Night Sky on Kili. Maybe I should have just looked up at this for meditation. Photo Credit: Freddy Aguero

While meditation is proven to be beneficial, I just can’t do it.  I am possibly the world’s worst meditator.  Still, when I was hiking Mt. Kilimanjaro, out of desperation I turned to meditation.  On the mountain during the long, dark night when I was shivering and wondering why I’d done this to myself, I attempted a variety of meditative tactics.

I used visualization, picturing myself sinking into warm, black sand.  I was still cold and awake.

Deep breathing had its turn.

I tried to imagine I was the sun radiating warmth and light.

Counting wasn’t helpful.

I tried relaxing my brain.

I tried clearing my mind.

You might just call it lying to yourself, but I told myself I wasn’t cold.

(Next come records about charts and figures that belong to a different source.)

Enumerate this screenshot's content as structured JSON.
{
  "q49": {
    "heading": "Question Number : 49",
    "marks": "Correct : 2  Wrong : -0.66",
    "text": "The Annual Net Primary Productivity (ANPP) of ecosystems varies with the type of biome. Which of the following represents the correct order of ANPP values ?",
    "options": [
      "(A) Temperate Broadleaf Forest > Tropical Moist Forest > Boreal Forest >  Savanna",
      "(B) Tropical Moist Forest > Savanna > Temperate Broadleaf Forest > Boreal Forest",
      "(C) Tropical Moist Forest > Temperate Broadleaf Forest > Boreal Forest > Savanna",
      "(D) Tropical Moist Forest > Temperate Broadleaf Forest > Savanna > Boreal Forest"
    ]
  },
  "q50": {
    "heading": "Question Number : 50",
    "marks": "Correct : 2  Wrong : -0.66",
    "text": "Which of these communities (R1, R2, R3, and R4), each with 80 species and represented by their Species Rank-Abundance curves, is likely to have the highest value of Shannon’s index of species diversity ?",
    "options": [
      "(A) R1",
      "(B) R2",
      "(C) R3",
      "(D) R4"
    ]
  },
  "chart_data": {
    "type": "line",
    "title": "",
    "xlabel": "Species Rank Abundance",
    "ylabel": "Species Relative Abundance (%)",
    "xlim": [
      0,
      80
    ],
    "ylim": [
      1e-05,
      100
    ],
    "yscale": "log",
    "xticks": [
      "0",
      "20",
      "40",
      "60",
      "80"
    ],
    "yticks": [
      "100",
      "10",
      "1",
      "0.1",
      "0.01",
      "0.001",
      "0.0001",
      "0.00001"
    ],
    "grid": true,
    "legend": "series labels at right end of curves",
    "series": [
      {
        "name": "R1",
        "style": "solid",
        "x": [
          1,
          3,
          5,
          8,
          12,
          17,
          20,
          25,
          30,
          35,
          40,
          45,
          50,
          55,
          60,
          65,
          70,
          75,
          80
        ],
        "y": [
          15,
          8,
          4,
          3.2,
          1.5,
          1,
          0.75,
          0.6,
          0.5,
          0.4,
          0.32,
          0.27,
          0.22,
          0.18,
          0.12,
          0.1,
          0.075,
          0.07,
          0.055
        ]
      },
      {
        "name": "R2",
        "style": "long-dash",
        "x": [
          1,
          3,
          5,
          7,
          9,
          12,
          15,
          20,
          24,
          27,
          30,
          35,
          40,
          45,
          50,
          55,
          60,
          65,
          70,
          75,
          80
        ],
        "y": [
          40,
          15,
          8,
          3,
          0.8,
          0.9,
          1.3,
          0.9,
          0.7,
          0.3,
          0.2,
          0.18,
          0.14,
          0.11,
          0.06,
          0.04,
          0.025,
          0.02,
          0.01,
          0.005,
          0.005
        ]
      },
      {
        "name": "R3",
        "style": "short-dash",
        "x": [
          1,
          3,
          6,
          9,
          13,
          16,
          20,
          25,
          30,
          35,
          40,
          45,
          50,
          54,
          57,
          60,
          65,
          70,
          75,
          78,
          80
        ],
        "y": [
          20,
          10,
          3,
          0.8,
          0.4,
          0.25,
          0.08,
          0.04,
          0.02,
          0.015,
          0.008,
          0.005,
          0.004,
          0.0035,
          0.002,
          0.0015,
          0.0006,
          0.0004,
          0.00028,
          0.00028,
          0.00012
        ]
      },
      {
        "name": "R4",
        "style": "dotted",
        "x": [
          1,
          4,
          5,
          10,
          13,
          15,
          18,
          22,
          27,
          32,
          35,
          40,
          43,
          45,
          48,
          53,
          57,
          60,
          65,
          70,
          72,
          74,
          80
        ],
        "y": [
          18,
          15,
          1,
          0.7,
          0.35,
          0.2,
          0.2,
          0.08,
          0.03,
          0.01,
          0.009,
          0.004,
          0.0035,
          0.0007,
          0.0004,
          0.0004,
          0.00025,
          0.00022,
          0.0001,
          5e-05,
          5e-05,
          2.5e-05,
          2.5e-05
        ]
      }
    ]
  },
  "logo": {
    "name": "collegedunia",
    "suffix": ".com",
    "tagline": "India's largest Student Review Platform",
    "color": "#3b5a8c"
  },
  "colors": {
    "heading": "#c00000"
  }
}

Reciting a repeated mantra didn’t coax me back to bed.

Eventually, I started singing the lullaby my mom used to sing me as an attempt to self-soothe.  She would rock me to sleep with Summertime—the song where the living is easy.  I imagined it was summer and thought about how somewhere the living was easy.  Nothing seemed to help.

I returned home and exclaimed definitively to a friend, “I tried meditation and it doesn’t work.”  She just laughed at me, which was fair.  “Maggie, that’s not how it works.  You can’t just turn to meditation when you are desperate and expect it to work.  It takes practice.  You know that.  What if someone said Pilates didn’t work after trying it once and not seeing immediate results?”

She’s right, of course.  I was looking for an excuse because I don’t like mediation, in part because I’m not good at it.  Most of the tools in life that make us feel better require practice, patience, and persistence.

I’ll try again with meditation.  It would have been a nice tool to have in my tool belt on that mountain.